As carbon dioxide levels in the atmosphere continue to climb, most climate models project that the world’s oceans and trees will keep soaking up more than half of the extra CO2. But researchers report this week that the capacity for land plants to absorb more CO2 will be much lower than previously thought, owing to limitations in soil nutrients.

In the Cedar Creek Ecosystem Science Reserve in Minnesota, scientists have set up 296 experimental grassland plots to test the effects of different combinations of plants, carbon dioxide levels and nitrogen levels on plant growth rates. The experiment has been running since 1992, and throughout that time researchers have found that the effect of heightened carbon dioxide levels on plants can go through a couple of different phases.

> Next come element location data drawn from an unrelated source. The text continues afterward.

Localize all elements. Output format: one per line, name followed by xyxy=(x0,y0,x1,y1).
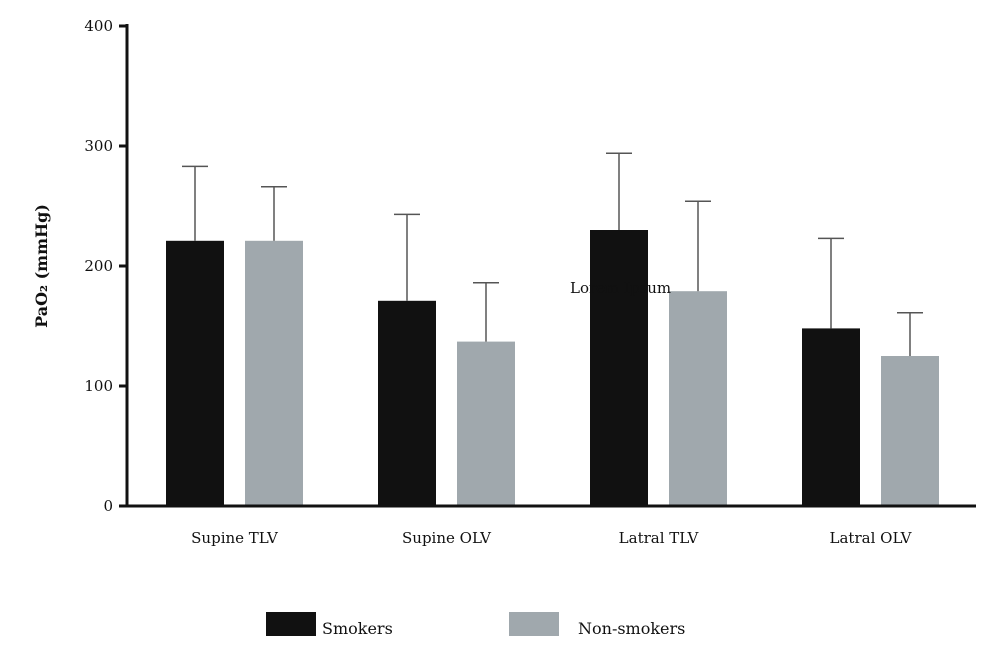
y-tick-label: 300 xyxy=(84,137,113,155)
bar-non-smokers xyxy=(457,341,515,506)
y-axis-ticks: 0 100 200 300 400 xyxy=(84,17,127,515)
x-tick-label: Latral OLV xyxy=(830,529,913,547)
legend-swatch xyxy=(509,612,559,636)
bar-non-smokers xyxy=(881,356,939,506)
y-tick-label: 0 xyxy=(103,497,113,515)
bar-smokers xyxy=(378,300,436,506)
y-tick-label: 200 xyxy=(84,257,113,275)
x-tick-label: Latral TLV xyxy=(619,529,700,547)
y-tick-label: 100 xyxy=(84,377,113,395)
bars xyxy=(166,230,939,507)
x-tick-label: Supine OLV xyxy=(402,529,492,547)
x-axis-tick-labels: Supine TLV Supine OLV Latral TLV Latral OLV xyxy=(191,529,912,547)
legend-label: Non-smokers xyxy=(578,619,685,638)
watermark-text: Lorem Ipsum xyxy=(570,279,671,297)
legend-swatch xyxy=(266,612,316,636)
bar-smokers xyxy=(802,328,860,506)
bar-smokers xyxy=(166,240,224,507)
x-tick-label: Supine TLV xyxy=(191,529,279,547)
bar-smokers xyxy=(590,230,648,506)
y-tick-label: 400 xyxy=(84,17,113,35)
error-bars xyxy=(182,152,923,356)
bar-non-smokers xyxy=(669,291,727,506)
legend: Smokers Non-smokers xyxy=(266,612,685,638)
bar-non-smokers xyxy=(245,240,303,507)
y-axis-label: PaO₂ (mmHg) xyxy=(32,204,51,328)
legend-label: Smokers xyxy=(322,619,393,638)
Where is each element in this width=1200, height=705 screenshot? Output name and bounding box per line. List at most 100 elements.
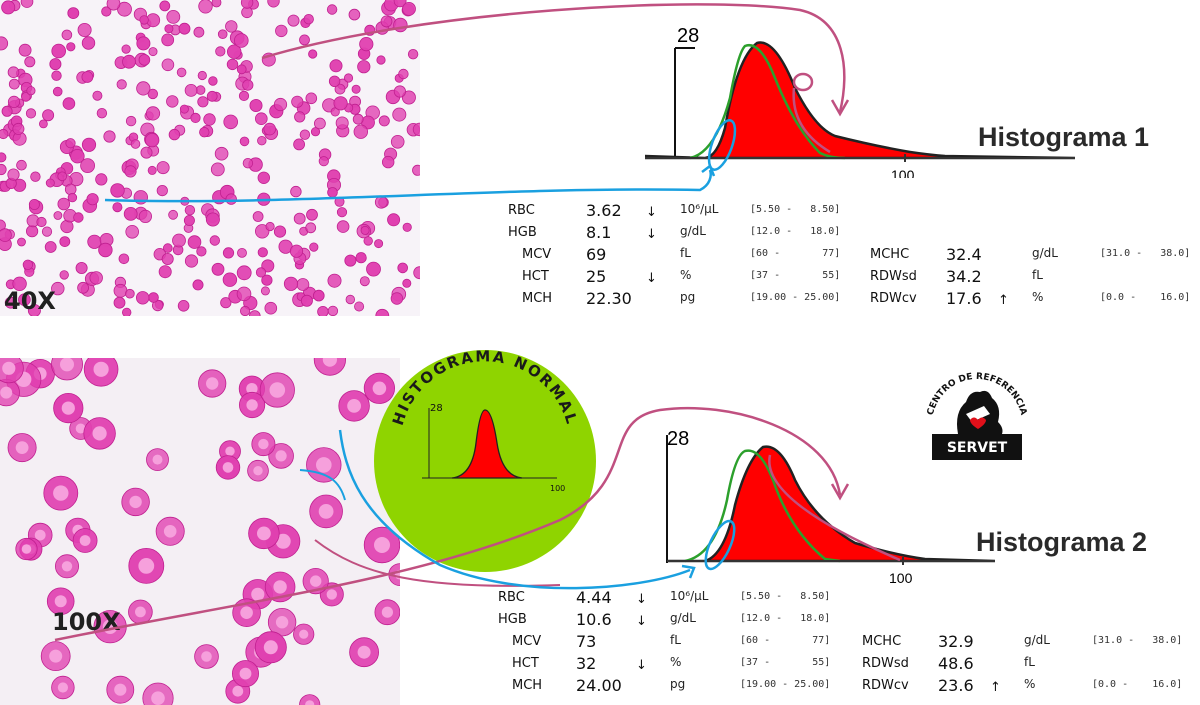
red-blood-cell	[57, 171, 67, 182]
red-blood-cell	[103, 130, 116, 143]
central-pallor	[61, 401, 75, 415]
red-blood-cell	[220, 297, 232, 309]
red-blood-cell	[70, 148, 85, 164]
red-blood-cell	[161, 58, 175, 72]
logo-name-plate	[932, 434, 1022, 460]
red-blood-cell	[139, 15, 149, 25]
blue-highlight-2	[704, 519, 736, 571]
red-blood-cell	[412, 122, 420, 137]
red-blood-cell	[21, 92, 31, 102]
red-blood-cell	[17, 237, 26, 247]
red-blood-cell	[125, 288, 135, 299]
red-blood-cell	[264, 301, 278, 315]
red-blood-cell	[260, 286, 270, 296]
central-pallor	[275, 450, 287, 462]
red-blood-cell	[343, 73, 354, 83]
lab-hgb-flag: ↓	[636, 614, 647, 629]
red-blood-cell	[209, 235, 221, 246]
red-blood-cell	[197, 70, 207, 81]
red-blood-cell	[306, 208, 318, 221]
red-blood-cell	[147, 165, 157, 175]
red-blood-cell	[413, 266, 420, 280]
red-blood-cell	[18, 293, 31, 307]
rbc-field-40x	[0, 0, 420, 316]
red-blood-cell	[217, 29, 228, 40]
red-blood-cell	[360, 225, 370, 235]
central-pallor	[0, 386, 13, 399]
red-blood-cell	[98, 242, 113, 258]
lab-hgb-range: [12.0 - 18.0]	[750, 226, 841, 237]
red-blood-cell	[45, 178, 55, 188]
red-blood-cell	[255, 267, 267, 278]
red-blood-cell	[147, 88, 159, 100]
red-blood-cell	[44, 241, 57, 253]
red-blood-cell	[344, 254, 357, 267]
red-blood-cell	[333, 96, 348, 111]
red-blood-cell	[255, 224, 270, 239]
red-blood-cell	[156, 185, 168, 197]
red-blood-cell	[283, 276, 299, 291]
central-pallor	[54, 595, 67, 608]
red-blood-cell	[163, 243, 173, 253]
lab-mchc-value: 32.4	[946, 245, 982, 264]
normal-histogram-badge: HISTOGRAMA NORMAL 28 100	[374, 348, 596, 572]
lab-mch-label: MCH	[522, 291, 553, 306]
central-pallor	[258, 438, 269, 450]
red-blood-cell	[397, 262, 409, 274]
lab-mcv-label: MCV	[512, 634, 542, 649]
red-blood-cell	[234, 33, 249, 48]
red-blood-cell	[357, 60, 371, 74]
lab-rbc-flag: ↓	[646, 205, 657, 220]
lab-rdwsd-label: RDWsd	[862, 656, 909, 671]
lab-rbc-range: [5.50 - 8.50]	[750, 204, 841, 215]
red-blood-cell	[28, 198, 40, 210]
red-blood-cell	[7, 66, 20, 78]
red-blood-cell	[223, 114, 239, 130]
central-pallor	[129, 495, 142, 509]
red-blood-cell	[0, 36, 9, 51]
red-blood-cell	[257, 247, 268, 258]
red-blood-cell	[294, 111, 306, 123]
central-pallor	[138, 558, 155, 574]
red-blood-cell	[252, 211, 264, 222]
red-blood-cell	[92, 90, 103, 101]
central-pallor	[316, 457, 332, 473]
blue-highlight-1	[707, 119, 737, 171]
lab-rdwcv-range: [0.0 - 16.0]	[1100, 292, 1191, 303]
badge-y-tick-label: 28	[430, 403, 443, 414]
red-blood-cell	[236, 64, 247, 75]
red-blood-cell	[66, 42, 76, 52]
red-blood-cell	[121, 44, 131, 54]
pink-arrowhead-1	[830, 99, 850, 117]
red-blood-cell	[376, 55, 386, 65]
central-pallor	[49, 649, 63, 663]
red-blood-cell	[335, 116, 349, 130]
pink-connector-2	[314, 539, 561, 587]
red-blood-cell	[20, 0, 34, 8]
red-blood-cell	[80, 158, 95, 174]
lab-rdwcv-value: 17.6	[946, 289, 982, 308]
central-pallor	[15, 441, 29, 454]
red-blood-cell	[140, 146, 153, 159]
red-blood-cell	[177, 299, 190, 312]
red-blood-cell	[183, 214, 195, 226]
lab-rdwcv-flag: ↑	[990, 680, 1001, 695]
red-blood-cell	[393, 0, 407, 8]
central-pallor	[381, 606, 393, 618]
red-blood-cell	[125, 225, 139, 239]
red-blood-cell	[122, 307, 132, 316]
red-blood-cell	[18, 43, 32, 57]
red-blood-cell	[59, 270, 69, 280]
lab-hgb-label: HGB	[508, 225, 537, 240]
red-blood-cell	[402, 278, 412, 288]
red-blood-cell	[190, 112, 201, 124]
red-blood-cell	[236, 265, 252, 281]
red-blood-cell	[138, 54, 151, 66]
pink-tail-outline-1	[792, 87, 831, 154]
red-blood-cell	[187, 235, 202, 249]
lab-mcv-label: MCV	[522, 247, 552, 262]
red-blood-cell	[148, 47, 158, 57]
x-tick-label: 100	[891, 167, 915, 178]
red-blood-cell	[67, 192, 78, 203]
red-blood-cell	[164, 24, 174, 34]
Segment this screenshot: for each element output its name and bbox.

For the first couple years, scientists found that the grasslands followed along with the idea of the “carbon fertilization effect.” Since plants use carbon dioxide to drive photosynthesis and to grow, more carbon dioxide means more plant growth. This little uptick in carbon consumption didn’t last for long, however.

After two years, plant growth became limited by the availability of nitrogen in the soil. Standard plant food you’d pick up at the store is rich in nitrogen, potassium and phosphorous, each a necessary fuel for plant growth. So even with a bursting supply of carbon dioxide, no nitrogen means no growth.

In the new study, scientists Peter Reich and Sarah Hobbie looked back on the extensive 13-year set of observations from the experimental plots. What they found was that in the grass plots that didn’t have extra nitrogen being added, plant growth was only half as much as for plots with lots of nitrogen, even when both had extra carbon dioxide. Though this idea of nitrogen-limited growth has been around for quite some time, there have not been many long-term in-the-field studies to show it.